The immigration debate between Sens. Marco Rubio of Florida and Ted Cruz of Texas has touched off a full-blown war of words on the campaign trail.
"Immigration is an issue which is near and dear to the heart of most of the Republican electorate and what Cruz and Rubio realize is they've got to knock each other off for the potential to face Trump," said GOP strategist Ford O'Connell, who is not affiliated with any of the 2016 candidates.
The battle lines have been drawn.
"What Cruz wants to do is to slime Rubio as an establishment RINO before Rubio can gain any momentum in New Hampshire." ("RINO" stands for "Republican in name only, a contemptuous term the most conservative Republicans use to describe their more moderate counterparts.)
Cruz's weapon of choice is what conservatives refer to as "amnesty," a path to citizenship.
During the debate, Cruz attacked Rubio for his role in crafting the 2013 Senate immigration bill that included a path to citizenship for some who came to the U.S. illegally. This is anathema to most conservative Republicans, and it is a position that Cruz and several of his fellow GOP candidates are likely to use against Rubio for the duration of the race.
Cruz rejected a pathway to legal status. "I have never supported legalization, and I do not intend to support legalization," he has said in the past.
In 2013, however, Cruz proposed an amendment to the bill that would have denied immigrants in the U.S. illegally the chance to become citizens - but not the opportunity to seek legal status. He said he was doing it to save the bill.

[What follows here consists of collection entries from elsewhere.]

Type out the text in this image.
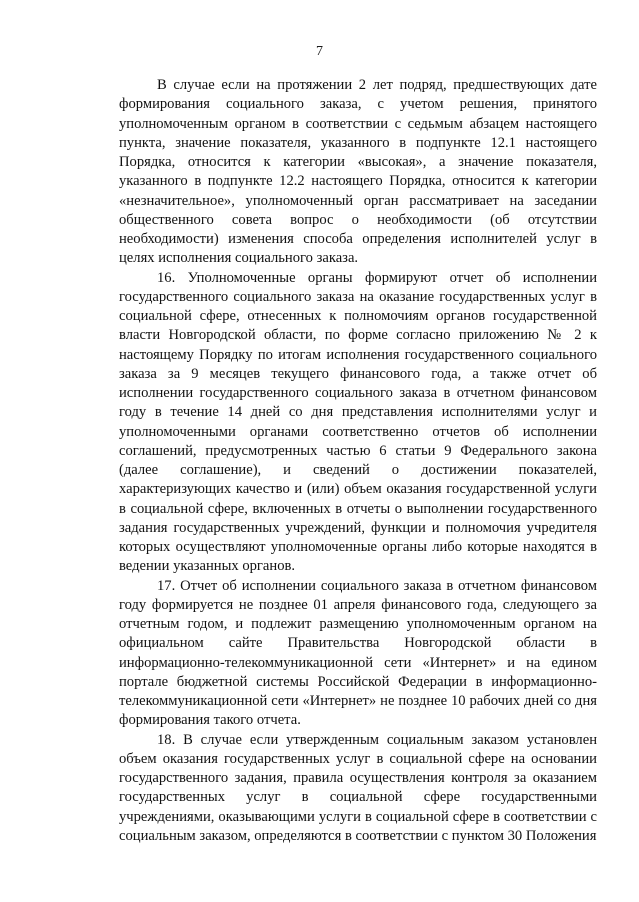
7

В случае если на протяжении 2 лет подряд, предшествующих дате формирования социального заказа, с учетом решения, принятого уполномоченным органом в соответствии с седьмым абзацем настоящего пункта, значение показателя, указанного в подпункте 12.1 настоящего Порядка, относится к категории «высокая», а значение показателя, указанного в подпункте 12.2 настоящего Порядка, относится к категории «незначительное», уполномоченный орган рассматривает на заседании общественного совета вопрос о необходимости (об отсутствии необходимости) изменения способа определения исполнителей услуг в целях исполнения социального заказа.

16. Уполномоченные органы формируют отчет об исполнении государственного социального заказа на оказание государственных услуг в социальной сфере, отнесенных к полномочиям органов государственной власти Новгородской области, по форме согласно приложению № 2 к настоящему Порядку по итогам исполнения государственного социального заказа за 9 месяцев текущего финансового года, а также отчет об исполнении государственного социального заказа в отчетном финансовом году в течение 14 дней со дня представления исполнителями услуг и уполномоченными органами соответственно отчетов об исполнении соглашений, предусмотренных частью 6 статьи 9 Федерального закона (далее соглашение), и сведений о достижении показателей, характеризующих качество и (или) объем оказания государственной услуги в социальной сфере, включенных в отчеты о выполнении государственного задания государственных учреждений, функции и полномочия учредителя которых осуществляют уполномоченные органы либо которые находятся в ведении указанных органов.

17. Отчет об исполнении социального заказа в отчетном финансовом году формируется не позднее 01 апреля финансового года, следующего за отчетным годом, и подлежит размещению уполномоченным органом на официальном сайте Правительства Новгородской области в информационно-телекоммуникационной сети «Интернет» и на едином портале бюджетной системы Российской Федерации в информационно-телекоммуникационной сети «Интернет» не позднее 10 рабочих дней со дня формирования такого отчета.

18. В случае если утвержденным социальным заказом установлен объем оказания государственных услуг в социальной сфере на основании государственного задания, правила осуществления контроля за оказанием государственных услуг в социальной сфере государственными учреждениями, оказывающими услуги в социальной сфере в соответствии с социальным заказом, определяются в соответствии с пунктом 30 Положения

"If the proponents of this bill actually demonstrate a commitment not to politics, not to campaigning all the time, but to actually fixing this problem, to finding a middle ground, that would fix the problem and also allow for those 11 million people who are here illegally a legal status with citizenship off the table," he said on the Senate floor in June 2013. "I believe that is the compromise that can pass." He told a reporter from the Washington Examiner that his goal was not to kill immigration reform.
And in April of 2013, Cruz discussed the issue with CBS News' Jan Crawford.
When asked what he would do for the 11 million undocumented immigrants in the U.S., Cruz told Crawford, "I think there could probably be a compromise on that."
He added: "If a path to citizenship was taken off the table."
Now, Cruz claims that he didn't want the bill to pass. "The fact that I introduced an amendment to remove part of the Gang of 8 bill doesn't mean I support the rest of the Gang of 8 bill," he told Fox News' Bret Baier Wednesday when confronted with his past words. "What that amendment did is it revealed the hypocrisy of Chuck Schumer and the Senate Democrats and the establishment Republicans who were supporting it."
That's not Rubio's interpretation. His line of attack -- and what he said to voters in Muscatine, Iowa Thursday is this: Ted Cruz has been deceiving you.
"I think Ted wanted to leave the option of legalization open," he said. "I know he never brings up his support of legalization in Iowa or in his stump speeches but he supports legalization, and I think his hope was once he got into the general election to then start talking about legalization as a way to attract more voters."
"What Rubio's doing...by going after Cruz on this issue is to say, 'Wait a minute, you've portrayed yourself as a straight talker and you're lying through your teeth,'" O'Connell told CBS News.
Craig Robinson, author of "The Iowa Republican" argued that the Fox News interview did more damage to Cruz than anything Rubio might unleash.
"Cruz seems to want things both ways looking back, but his own past press releases and interviews conflict with the tune he is now singing as a presidential candidate," he told CBS News. "I think this has the potential to hurt Cruz, especially with someone like Trump in the field who has made immigration a key issue in the race."
Losing his credibility on that issue would be a "devastating blow," veteran Iowa Republican Doug Gross told CBS News.
"If he's seen as duplicitous on something as fundamental to his image as immigration, they're not going to trust him on anything," he said.
Cruz has shifted even further to the right on immigration since 2013. At one time, he supported nearly doubling the amount of legal visas available, but now, the immigration plan he unveiled last month promises to "halt any increases in legal immigration so long as American unemployment remains unacceptably high." Where he was once vague on the question of whether he would support some sort of legal status for people who came to the U.S. illegally, he said at Tuesday's debate that he would "enforce the law" against people who are here illegally now - in other words, send them home.
Many Republicans in Iowa like that idea. Nearly half of likely Republican caucus goers say the U.S. should round up immigrants here illegally and send them home. Rep. Steve King, R-Iowa, an outspoken opponent of legalization and increased immigration levels, endorsed Cruz's presidential bid.
Cruz built an amnesty narrative against Rubio in Las Vegas again Thursday, suggesting the Rubio campaign thought they had made a "masterful decision" by supporting immigration reform in 2013.
"This was a move to co-opt all of the big-money Republican donors who support amnesty because for big business, amnesty means cheap labor," he said. "Two years later they regret having led the fight for amnesty and so, they're trying to blur the record by claiming those who opposed amnesty somehow agreed with them. It is complete and utter nonsense."